Hang on, you may be saying: didn’t the peerless Shaun of the Dead do the whole comedy Zombie Apocalypse routine over five years ago, and set the bar extremely high to boot? True, Shaun was my point of reference going into this movie, and to start with Zombieland falls a long way of its standards – the opening sequence just isn’t particularly funny, with the script somehow missing the right beats and the tone distinctly uncertain. But things improve considerably as soon as Harrelson comes on screen, as he gives a barnstorming and endearingly absurd performance which is exactly the thing the film needs. It improves enormously as it goes on and stops trying to be funny and horrific at the same time. In the end it’s not a true comedy-horror fusion, or a parody of zombie movies, but simply a broad and very offbeat comedy (a bit too offbeat to be really credible in places), which adeptly includes effective moments of romance, emotion, and action. Not to mention splatter and pus, of course.

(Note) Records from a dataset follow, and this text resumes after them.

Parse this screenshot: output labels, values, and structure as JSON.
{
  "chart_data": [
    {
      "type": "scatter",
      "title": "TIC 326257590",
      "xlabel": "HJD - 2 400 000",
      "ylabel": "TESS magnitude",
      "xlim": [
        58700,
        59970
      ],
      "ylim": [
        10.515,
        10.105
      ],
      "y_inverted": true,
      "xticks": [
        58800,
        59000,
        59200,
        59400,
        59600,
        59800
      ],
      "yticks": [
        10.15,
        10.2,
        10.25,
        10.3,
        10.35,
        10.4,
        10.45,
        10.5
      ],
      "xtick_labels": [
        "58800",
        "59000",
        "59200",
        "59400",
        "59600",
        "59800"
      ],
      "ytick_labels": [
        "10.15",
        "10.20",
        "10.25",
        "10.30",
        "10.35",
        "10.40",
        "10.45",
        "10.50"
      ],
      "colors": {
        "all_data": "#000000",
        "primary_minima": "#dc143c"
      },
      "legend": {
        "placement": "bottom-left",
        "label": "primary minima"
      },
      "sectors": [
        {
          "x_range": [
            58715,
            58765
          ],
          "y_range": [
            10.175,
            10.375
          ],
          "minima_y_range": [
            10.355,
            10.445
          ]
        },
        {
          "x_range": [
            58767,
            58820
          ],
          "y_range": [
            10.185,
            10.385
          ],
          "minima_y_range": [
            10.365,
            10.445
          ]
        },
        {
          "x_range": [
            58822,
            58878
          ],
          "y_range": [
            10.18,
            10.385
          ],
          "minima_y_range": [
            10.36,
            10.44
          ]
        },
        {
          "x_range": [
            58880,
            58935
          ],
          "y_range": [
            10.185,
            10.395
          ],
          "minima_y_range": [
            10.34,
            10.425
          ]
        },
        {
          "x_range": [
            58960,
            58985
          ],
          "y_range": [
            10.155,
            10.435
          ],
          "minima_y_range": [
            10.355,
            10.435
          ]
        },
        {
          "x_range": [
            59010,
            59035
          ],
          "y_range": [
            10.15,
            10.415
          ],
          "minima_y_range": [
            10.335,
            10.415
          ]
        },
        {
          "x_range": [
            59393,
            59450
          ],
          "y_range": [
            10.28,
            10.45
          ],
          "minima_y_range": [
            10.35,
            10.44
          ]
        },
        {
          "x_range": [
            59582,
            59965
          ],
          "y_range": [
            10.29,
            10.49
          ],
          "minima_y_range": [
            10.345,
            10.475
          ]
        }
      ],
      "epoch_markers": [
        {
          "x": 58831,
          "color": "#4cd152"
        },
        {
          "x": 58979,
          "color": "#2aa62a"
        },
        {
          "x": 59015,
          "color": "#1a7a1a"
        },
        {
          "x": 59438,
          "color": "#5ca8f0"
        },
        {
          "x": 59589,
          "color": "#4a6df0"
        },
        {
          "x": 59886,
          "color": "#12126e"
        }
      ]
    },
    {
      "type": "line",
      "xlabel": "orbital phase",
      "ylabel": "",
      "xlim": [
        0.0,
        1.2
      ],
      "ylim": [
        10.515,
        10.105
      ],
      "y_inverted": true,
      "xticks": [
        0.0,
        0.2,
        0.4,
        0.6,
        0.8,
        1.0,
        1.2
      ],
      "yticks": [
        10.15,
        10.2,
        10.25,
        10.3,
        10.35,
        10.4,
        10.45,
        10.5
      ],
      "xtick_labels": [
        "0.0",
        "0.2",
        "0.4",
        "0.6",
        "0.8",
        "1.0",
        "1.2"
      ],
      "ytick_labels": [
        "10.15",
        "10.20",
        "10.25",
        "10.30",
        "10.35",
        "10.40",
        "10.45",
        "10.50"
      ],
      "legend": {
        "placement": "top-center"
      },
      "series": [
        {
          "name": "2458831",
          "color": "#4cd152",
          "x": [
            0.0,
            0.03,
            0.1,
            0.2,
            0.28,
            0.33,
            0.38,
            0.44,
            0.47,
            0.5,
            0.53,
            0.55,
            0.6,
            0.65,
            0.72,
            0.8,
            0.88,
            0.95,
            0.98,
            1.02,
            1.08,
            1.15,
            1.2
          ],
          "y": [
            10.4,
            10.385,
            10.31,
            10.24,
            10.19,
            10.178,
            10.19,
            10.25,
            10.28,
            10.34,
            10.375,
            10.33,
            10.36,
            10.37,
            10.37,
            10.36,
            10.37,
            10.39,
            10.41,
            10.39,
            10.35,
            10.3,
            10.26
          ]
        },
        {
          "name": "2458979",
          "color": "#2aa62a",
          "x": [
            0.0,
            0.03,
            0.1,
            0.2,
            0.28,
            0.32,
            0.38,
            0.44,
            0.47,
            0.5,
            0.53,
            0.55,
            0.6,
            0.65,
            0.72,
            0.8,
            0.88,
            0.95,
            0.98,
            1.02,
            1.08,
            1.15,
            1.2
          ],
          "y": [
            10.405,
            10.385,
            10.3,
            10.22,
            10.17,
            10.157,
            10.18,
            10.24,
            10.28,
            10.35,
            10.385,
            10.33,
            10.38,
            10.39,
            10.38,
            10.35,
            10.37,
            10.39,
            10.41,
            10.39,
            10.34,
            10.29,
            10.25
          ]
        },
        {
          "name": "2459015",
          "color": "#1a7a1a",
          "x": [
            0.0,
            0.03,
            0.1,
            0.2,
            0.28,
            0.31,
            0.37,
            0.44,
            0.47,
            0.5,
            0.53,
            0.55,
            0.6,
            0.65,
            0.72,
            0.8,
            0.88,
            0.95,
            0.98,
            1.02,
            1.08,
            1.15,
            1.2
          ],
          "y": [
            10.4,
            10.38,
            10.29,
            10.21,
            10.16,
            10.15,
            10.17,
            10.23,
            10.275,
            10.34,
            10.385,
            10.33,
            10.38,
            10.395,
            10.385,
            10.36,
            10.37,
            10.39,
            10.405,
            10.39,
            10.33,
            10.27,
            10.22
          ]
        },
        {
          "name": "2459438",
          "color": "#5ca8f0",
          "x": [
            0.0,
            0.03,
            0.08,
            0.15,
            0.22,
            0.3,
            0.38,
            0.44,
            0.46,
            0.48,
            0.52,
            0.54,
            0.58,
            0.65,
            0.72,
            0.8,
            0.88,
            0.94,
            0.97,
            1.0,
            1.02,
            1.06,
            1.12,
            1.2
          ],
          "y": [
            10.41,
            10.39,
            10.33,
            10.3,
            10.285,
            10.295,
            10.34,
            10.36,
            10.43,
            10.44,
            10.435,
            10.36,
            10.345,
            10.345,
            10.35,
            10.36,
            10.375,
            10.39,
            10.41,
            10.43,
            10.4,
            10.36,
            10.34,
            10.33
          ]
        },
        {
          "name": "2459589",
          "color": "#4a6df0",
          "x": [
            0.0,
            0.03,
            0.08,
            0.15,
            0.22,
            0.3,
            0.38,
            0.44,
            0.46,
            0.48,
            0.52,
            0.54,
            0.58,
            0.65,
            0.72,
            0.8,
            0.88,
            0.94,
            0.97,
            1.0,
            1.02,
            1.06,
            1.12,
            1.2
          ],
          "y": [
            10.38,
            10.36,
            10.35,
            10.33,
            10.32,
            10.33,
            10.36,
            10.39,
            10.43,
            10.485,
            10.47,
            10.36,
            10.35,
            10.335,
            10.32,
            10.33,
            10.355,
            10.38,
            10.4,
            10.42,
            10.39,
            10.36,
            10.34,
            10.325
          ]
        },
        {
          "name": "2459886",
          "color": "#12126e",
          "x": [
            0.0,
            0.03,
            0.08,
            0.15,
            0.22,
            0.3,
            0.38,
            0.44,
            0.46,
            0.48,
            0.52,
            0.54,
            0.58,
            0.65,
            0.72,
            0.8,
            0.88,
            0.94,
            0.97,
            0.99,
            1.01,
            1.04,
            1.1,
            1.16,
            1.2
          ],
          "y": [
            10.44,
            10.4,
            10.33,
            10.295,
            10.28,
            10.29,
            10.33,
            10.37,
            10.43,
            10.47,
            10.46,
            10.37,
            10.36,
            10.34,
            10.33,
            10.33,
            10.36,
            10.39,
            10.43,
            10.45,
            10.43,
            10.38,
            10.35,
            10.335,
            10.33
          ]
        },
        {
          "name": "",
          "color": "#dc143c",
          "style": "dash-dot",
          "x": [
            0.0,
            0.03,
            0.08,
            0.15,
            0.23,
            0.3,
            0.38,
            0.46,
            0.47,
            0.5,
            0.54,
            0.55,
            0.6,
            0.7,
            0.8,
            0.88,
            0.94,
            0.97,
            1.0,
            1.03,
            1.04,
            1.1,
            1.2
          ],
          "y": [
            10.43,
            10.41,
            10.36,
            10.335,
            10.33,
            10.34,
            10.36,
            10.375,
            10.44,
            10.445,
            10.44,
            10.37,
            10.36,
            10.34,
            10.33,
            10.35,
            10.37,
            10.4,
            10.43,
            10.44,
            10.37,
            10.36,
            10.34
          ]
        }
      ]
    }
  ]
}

I found myself enjoying it hugely as it went on, but am reluctant to go into too much detail for fear of spoiling the fun. The small cast give likeable performances, the post-apocalyptic landscape is convincingly rendered (well, the electricity’s still on everywhere, but…) and Fleischer’s direction is mostly neat and effective. There are a few whistles and bells with the graphic design (captions whizzing around the screen) which I wasn’t mad about, and the thrashing heavy metal soundtrack didn’t do a lot for me, either, but by the end I was laughing out loud longer and more frequently during Zombieland than The Invention of Lying. My sources (okay, the inter web) tell me it’s done rather well at the box office – and this is one instance in which, if they can keep the quality up, a sequel would be very welcome. It’s definitely a comedy more than anything else, but Zombieland is also a quality piece of work.